Sait Faik may well be named "the Turkish Chekhov." In Turkey, critics and readers regard him as their finest short story writer. Since his death in 1954 at the age of forty-eight, his stature has grown on the strength of his narrative art, which is both realistic and whimsical with a poetic touch.
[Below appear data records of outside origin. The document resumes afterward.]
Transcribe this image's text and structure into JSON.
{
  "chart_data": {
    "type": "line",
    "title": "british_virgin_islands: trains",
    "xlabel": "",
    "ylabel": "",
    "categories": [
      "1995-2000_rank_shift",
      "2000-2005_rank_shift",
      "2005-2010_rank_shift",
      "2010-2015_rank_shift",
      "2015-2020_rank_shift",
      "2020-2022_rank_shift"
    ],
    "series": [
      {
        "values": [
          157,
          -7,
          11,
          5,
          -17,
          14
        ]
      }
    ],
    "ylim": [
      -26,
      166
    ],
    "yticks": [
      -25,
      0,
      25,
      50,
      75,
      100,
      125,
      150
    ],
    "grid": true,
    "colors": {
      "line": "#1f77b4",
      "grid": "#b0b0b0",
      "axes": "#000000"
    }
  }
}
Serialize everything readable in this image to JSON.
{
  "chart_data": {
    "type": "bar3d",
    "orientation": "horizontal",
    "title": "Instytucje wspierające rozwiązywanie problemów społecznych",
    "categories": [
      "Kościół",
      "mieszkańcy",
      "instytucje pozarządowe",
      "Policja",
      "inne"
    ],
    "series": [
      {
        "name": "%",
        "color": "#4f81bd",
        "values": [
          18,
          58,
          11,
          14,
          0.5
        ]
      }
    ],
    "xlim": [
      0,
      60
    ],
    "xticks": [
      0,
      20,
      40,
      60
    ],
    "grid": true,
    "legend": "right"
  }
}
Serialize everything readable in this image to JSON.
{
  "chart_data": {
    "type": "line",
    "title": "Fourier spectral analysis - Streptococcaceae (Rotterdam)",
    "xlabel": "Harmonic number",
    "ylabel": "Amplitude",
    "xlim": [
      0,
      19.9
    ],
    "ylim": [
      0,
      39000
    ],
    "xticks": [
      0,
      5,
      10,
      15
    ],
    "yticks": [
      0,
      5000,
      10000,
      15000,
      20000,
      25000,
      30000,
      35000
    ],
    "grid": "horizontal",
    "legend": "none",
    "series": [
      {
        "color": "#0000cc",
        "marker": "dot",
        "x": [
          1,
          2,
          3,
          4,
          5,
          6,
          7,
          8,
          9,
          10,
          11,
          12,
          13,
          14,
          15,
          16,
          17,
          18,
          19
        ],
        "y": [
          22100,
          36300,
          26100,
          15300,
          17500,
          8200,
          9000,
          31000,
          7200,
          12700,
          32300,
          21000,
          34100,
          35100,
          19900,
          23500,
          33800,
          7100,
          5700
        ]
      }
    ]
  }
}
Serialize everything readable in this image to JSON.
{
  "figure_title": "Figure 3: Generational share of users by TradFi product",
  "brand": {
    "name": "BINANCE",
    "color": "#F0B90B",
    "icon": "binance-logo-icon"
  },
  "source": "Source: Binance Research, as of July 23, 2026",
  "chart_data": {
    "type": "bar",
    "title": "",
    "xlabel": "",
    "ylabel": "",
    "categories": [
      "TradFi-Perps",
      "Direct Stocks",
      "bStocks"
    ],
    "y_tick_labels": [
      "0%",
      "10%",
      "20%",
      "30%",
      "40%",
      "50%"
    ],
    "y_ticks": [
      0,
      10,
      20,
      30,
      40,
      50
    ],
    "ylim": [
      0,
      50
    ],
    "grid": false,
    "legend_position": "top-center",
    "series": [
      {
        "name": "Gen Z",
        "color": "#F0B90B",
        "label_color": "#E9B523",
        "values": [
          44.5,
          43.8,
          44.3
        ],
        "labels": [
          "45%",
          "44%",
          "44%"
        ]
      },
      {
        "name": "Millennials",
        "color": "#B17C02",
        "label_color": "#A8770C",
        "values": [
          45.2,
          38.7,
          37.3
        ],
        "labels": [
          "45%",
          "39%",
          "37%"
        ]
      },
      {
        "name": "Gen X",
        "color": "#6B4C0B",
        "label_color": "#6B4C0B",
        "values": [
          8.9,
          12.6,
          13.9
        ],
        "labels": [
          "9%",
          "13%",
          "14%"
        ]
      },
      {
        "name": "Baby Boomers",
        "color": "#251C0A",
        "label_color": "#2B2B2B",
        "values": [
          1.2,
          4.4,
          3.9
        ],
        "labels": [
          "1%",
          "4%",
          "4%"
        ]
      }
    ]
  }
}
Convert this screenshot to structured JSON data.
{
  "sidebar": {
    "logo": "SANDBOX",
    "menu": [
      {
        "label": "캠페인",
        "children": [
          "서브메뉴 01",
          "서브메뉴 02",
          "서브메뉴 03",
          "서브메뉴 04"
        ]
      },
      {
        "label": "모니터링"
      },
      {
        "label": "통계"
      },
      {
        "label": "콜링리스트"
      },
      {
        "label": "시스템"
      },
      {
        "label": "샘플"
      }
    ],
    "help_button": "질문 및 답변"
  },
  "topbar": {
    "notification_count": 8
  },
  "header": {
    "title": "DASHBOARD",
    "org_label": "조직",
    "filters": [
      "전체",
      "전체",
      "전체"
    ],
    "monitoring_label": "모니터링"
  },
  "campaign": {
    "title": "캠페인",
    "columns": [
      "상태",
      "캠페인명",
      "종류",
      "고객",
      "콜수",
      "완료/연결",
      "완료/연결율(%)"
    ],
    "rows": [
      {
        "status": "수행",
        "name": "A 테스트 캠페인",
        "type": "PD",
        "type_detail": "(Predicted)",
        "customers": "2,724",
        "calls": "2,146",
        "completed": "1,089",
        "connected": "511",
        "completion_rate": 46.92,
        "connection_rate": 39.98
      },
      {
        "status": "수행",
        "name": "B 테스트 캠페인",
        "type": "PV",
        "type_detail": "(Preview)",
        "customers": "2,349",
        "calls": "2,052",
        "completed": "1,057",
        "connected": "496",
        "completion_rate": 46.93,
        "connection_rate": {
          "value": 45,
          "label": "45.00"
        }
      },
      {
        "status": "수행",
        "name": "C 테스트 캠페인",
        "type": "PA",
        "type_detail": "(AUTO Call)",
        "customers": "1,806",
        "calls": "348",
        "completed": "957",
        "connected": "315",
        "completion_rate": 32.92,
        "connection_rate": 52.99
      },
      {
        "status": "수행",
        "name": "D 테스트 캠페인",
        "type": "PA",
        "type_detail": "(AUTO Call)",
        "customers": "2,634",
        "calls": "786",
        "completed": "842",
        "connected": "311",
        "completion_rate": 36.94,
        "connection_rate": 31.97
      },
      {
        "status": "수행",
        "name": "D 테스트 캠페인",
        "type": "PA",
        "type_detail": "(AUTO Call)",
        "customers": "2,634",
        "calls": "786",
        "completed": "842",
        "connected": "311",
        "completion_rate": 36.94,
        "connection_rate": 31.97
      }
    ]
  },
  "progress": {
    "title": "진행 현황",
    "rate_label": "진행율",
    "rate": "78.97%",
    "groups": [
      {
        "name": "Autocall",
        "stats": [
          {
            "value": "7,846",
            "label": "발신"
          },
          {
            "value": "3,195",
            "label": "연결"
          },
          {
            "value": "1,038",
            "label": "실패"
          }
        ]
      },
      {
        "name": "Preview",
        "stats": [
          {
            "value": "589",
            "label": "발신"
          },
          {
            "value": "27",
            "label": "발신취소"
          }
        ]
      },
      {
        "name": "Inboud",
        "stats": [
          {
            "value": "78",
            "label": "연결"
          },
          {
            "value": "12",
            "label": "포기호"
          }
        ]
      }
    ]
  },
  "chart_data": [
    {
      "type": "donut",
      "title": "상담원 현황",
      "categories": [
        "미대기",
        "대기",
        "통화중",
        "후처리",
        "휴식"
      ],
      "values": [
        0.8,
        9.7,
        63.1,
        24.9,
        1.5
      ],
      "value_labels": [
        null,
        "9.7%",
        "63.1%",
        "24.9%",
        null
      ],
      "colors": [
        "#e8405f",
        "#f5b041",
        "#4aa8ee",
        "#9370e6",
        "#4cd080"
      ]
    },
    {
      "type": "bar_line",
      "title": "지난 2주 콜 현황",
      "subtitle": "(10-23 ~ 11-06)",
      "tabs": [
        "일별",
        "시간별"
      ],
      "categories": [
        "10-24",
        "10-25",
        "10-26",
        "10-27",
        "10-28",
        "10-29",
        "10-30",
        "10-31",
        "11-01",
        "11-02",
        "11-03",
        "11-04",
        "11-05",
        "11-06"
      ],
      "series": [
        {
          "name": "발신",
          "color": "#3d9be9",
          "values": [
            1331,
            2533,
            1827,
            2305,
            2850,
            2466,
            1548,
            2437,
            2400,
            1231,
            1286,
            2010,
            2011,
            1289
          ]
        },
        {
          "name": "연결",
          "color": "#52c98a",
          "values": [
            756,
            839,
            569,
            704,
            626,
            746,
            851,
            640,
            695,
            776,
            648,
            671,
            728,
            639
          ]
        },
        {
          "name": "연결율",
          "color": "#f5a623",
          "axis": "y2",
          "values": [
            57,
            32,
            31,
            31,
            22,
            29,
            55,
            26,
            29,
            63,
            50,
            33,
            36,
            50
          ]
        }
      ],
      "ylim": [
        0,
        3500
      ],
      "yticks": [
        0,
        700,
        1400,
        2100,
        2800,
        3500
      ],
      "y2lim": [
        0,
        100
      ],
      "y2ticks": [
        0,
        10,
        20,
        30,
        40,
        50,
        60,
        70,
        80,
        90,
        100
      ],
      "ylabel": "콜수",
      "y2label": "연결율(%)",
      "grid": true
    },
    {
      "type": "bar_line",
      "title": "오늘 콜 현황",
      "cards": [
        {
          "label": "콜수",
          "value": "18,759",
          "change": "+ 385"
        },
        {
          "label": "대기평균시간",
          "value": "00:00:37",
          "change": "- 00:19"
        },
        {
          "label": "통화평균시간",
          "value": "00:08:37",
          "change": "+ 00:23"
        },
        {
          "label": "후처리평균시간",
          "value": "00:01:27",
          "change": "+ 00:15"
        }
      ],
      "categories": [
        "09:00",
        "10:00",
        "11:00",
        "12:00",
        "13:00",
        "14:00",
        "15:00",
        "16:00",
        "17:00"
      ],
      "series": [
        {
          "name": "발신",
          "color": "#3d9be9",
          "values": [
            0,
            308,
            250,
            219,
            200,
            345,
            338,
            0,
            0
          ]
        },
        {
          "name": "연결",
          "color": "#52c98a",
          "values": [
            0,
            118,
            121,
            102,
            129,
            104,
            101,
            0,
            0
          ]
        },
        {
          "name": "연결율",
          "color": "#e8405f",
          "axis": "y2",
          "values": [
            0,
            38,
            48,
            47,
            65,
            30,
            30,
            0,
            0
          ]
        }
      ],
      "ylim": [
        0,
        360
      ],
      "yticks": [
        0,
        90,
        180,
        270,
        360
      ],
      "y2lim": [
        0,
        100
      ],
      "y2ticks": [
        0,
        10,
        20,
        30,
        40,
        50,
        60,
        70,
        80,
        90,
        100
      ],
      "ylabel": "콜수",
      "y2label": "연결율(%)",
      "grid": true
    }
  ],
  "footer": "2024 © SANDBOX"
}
Süha Oguzertem, a premier authority on Turkish fiction, writes in his introduction to Sleeping in the Forest that "As an anti-bourgeois writer and fierce democrat, Sait Faik has always sided with the underdog" and that no characters remain " 'common' or 'ordinary' once they enter Sait Faik's stories; his piercing gaze and thoughtful vision transform them lovingly into unique beings." Sait Faik's fiction ranges from the realistic to the surrealistic, from the romantic to the modern, from the cynical to the compassionate. With virtuosic skill, he captures the spirit and the spleen of the city of Istanbul and its environs. In evoking the mystery of that great metropolis through such ordinary characters as Armenian fishermen, Greek Orthodox priests, and the disillusioned and disfranchised, he creates for us a marvelous microcosm of tragicomedy. Few writers, in Turkey or elsewhere, command Sait Faik's mastery of the ironic. Sleeping in the Forest features twenty-two stories, an excerpt from a novella, and fifteen poems rendered into English by some of the best-known translators of Turkish literature. Sait Faik's chiaroscuro world is brought into focus by an introductory essay on utopian poetics and lyrical stylistics of this great Turkish writer. The book is a stimulating exploration into Turkish mood and milieu.


Rapture and Revolution

Rapture and Revolution

Author: Talat S. Halman

Publisher: Syracuse University Press

Published: 2007-10-30

Total Pages: 432

ISBN-13: 9780815631460

DOWNLOAD EBOOK

The articles contained in this volume collectively provide a critical overview of Turkish literature from its earliest phases in the sixth century well into the Republican period, including pieces detailing the literature of the Ottoman as well as those dealing with Europeanization. In so doing, the author illustrates the evolution of Turkish culture as reflected in the literary experience. Exploring specific genres and themes, several articles detail the development of drama from Karagoz and Orta oyunu to contemporary Western theatre, the propaganda functions of poetry, and the important place of folk literature. In addition, the volume focuses on some of the leading figures of Turkish literature, ranging from Mevlana Celaleddin Rumi, Yunus Emre, and Süleyman the Magnificent, to Sait Faik and modern poets such as Nazim Hikmet, Orhan Veli Kanik, and Melih Cevdet Anday. Whether read as a whole or as individual articles, the book gives Western readers a broad and long overdue entry into the rich landscape of traditional and contemporary Turkish literature and culture. For scholars, it is an invaluable resource for courses on Turkish literature and culture.


Plain Jane

Plain Jane

Author: Jane Coma

Publisher: Trafford Publishing

Published: 2012-02

Total Pages: 209

ISBN-13: 1466913746

DOWNLOAD EBOOK

The photograph used on the front cover is of Jane when she was fifteen. Jane's cousin became a custodian at the Macedonian school, which Jane attended as a young girl. The government decided to raise the old building and gave her cousin the job of cleaning it out first. He came across the photo and recognized it as his cousin, Jane. He brought it to Jane's family and Jane's older sister, Alima brought it to Germany, made a copy and mailed it to Jane. It is the only photo Jane has of herself as a child and she didn't know it existed until she became an adult.